Para cuidar nuestras alpargatas,
como se merecen, es importante
saber que no todas son iguales

Clásicas/bajas y destalonadas

(confeccionadas, exclusivamente, con yute y lona de algodón)

Todas las demás

(en su confección, además del yute y el algodón, se emplean otros materiales para la elaboración de las cuñas, el almohadillado del piso...)

Lo primero: ELIMINAR los PREJUICIOS

PASOS a seguir para LIMPIAR las ALPARGATAS

Las alpargatas tienen ya muchos años de existencia. 

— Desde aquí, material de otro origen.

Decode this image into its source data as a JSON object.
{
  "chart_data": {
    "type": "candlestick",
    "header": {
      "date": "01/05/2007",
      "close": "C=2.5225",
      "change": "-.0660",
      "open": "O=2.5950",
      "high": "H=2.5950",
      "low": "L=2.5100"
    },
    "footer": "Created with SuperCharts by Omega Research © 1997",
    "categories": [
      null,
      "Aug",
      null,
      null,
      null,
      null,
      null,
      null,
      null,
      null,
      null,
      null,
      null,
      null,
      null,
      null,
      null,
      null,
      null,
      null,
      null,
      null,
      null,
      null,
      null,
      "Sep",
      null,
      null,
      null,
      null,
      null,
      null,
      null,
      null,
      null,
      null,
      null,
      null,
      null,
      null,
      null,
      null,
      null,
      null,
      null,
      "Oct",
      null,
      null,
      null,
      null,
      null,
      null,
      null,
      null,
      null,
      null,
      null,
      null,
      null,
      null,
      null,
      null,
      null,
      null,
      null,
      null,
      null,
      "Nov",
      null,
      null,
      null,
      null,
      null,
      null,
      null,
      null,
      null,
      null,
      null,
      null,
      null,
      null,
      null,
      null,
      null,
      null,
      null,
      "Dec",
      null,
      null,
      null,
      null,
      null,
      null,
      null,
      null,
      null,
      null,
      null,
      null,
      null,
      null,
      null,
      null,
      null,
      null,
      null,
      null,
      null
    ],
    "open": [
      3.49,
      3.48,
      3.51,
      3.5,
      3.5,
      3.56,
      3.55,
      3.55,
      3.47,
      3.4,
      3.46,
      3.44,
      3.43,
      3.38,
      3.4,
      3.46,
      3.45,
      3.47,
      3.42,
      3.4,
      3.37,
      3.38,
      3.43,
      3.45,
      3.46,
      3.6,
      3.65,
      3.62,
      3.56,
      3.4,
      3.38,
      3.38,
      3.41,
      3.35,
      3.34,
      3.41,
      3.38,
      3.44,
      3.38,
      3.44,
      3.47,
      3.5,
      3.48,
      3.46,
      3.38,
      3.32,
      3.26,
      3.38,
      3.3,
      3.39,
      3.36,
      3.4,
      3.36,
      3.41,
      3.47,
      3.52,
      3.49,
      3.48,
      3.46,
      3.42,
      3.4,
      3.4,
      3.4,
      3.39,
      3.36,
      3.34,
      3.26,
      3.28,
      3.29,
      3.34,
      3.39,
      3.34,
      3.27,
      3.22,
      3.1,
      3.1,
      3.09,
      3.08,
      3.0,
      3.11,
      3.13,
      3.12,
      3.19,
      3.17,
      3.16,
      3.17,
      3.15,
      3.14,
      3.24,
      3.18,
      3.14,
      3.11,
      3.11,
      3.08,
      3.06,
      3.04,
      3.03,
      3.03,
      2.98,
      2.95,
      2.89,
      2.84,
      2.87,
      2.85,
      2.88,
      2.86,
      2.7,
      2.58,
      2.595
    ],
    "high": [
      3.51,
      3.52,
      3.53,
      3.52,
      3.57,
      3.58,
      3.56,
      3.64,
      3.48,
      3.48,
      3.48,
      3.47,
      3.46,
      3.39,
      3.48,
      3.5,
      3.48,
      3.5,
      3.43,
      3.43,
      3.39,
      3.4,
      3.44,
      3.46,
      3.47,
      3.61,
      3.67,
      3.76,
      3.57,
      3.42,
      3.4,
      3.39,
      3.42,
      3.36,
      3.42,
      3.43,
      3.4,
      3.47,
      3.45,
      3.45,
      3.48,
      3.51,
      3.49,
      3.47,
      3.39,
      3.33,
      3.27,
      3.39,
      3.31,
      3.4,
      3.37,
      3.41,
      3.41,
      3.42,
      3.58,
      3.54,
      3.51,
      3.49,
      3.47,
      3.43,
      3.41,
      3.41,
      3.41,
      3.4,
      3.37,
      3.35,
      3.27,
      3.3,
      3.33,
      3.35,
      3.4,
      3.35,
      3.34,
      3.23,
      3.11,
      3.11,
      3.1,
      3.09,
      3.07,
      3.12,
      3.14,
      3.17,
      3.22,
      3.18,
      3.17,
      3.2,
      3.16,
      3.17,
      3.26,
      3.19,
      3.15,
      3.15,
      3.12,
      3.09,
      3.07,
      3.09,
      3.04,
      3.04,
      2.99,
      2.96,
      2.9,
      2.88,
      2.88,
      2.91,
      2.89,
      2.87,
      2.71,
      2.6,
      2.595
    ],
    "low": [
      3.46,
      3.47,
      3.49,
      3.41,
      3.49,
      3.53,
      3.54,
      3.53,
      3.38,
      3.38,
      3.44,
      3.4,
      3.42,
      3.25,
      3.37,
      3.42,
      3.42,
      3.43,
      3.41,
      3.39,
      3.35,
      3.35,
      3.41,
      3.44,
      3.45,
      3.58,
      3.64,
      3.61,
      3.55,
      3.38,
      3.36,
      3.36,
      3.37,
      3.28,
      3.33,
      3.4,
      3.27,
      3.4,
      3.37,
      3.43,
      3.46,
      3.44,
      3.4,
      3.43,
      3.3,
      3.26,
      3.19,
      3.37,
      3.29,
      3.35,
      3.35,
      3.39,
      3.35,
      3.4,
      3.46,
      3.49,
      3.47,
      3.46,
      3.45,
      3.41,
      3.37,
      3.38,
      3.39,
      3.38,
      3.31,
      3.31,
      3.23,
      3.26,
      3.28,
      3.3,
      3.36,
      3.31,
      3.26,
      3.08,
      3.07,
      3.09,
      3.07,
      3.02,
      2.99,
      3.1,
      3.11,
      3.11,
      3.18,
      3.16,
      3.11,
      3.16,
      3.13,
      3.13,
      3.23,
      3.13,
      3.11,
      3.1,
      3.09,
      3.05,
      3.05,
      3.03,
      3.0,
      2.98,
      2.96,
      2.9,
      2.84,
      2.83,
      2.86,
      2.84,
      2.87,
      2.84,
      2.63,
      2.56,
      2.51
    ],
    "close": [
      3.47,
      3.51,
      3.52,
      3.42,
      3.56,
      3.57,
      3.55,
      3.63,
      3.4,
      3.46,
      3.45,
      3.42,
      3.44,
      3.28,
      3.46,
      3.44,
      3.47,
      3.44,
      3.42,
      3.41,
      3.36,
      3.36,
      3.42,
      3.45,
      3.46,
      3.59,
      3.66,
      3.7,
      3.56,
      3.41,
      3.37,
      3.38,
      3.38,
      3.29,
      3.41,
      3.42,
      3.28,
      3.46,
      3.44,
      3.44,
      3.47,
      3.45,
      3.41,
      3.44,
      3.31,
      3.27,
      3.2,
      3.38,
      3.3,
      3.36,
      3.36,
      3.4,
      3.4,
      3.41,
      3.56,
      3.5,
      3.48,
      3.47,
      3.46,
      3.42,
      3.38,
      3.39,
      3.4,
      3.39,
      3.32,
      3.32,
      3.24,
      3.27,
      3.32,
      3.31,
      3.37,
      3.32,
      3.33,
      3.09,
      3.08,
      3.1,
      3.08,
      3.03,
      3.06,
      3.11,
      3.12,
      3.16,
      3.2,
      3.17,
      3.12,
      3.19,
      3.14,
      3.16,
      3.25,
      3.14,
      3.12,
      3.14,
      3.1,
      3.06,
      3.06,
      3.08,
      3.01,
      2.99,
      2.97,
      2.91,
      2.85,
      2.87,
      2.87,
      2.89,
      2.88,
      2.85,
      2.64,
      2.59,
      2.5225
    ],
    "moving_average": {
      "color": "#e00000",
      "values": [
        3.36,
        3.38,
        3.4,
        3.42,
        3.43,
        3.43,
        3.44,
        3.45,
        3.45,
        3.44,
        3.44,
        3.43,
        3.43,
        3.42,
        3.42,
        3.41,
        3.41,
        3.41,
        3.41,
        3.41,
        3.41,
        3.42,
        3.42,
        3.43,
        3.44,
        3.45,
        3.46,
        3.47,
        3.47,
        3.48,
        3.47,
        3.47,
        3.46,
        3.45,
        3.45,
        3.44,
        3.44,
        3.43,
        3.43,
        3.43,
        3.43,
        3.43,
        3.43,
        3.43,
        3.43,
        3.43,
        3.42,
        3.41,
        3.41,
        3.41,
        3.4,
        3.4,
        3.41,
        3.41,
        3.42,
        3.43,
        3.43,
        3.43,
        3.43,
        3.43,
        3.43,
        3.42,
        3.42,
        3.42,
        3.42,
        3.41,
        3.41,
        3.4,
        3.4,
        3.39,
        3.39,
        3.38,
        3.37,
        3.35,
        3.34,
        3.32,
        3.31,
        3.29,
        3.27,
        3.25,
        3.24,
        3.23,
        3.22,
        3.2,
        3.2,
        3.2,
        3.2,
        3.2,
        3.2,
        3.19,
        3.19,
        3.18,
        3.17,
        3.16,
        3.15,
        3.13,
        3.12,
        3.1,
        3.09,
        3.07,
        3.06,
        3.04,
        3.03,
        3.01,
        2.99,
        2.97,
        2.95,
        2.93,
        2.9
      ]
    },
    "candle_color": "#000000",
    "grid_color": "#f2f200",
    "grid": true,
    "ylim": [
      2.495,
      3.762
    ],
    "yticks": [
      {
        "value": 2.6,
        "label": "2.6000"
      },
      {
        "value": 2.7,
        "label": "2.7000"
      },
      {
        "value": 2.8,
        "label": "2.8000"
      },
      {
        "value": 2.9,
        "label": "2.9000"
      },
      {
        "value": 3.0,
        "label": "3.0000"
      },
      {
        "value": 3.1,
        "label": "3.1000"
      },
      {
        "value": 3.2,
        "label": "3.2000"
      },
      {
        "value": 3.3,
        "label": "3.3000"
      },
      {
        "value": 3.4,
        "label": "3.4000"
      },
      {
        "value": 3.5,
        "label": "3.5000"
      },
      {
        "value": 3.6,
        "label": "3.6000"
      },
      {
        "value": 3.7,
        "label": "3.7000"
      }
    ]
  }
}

Y, en todo este tiempo, los prejuicios han anidado a su vera.
   
  Algunos:
   
        
             

       
1.- Las alpargatas NO se pueden MOJAR.


     
2.- Si (por una desgracia) llegaran a mojarse, el esparto se inflaría, las alpargatas se pudrirían y olerían muy, muy mal.

   
           
3. ¿Lavadora?; jajajajajajajaja...

1.- Equiparnos con los elementos necesarios

      • dos trapos secos
      • un cepillo de uñas
      • jabón neutro
      • agua templada

             
                             
                                     

               

2.- Colocar uno de los trapos en el interior de la alpargata para evitar que se moje.


3.- Añadir un poco de jabón sobre el cepillo humedecido y frotar con él, tanto la loneta como el esparto.


4.- Con el otro trapo, este ligeramente humedecido, retirar todos los restos de jabón que hayan podido 
quedar en la alpargata.


5.- Repetir la operación hasta que no quede nada de jabón en la alpargata.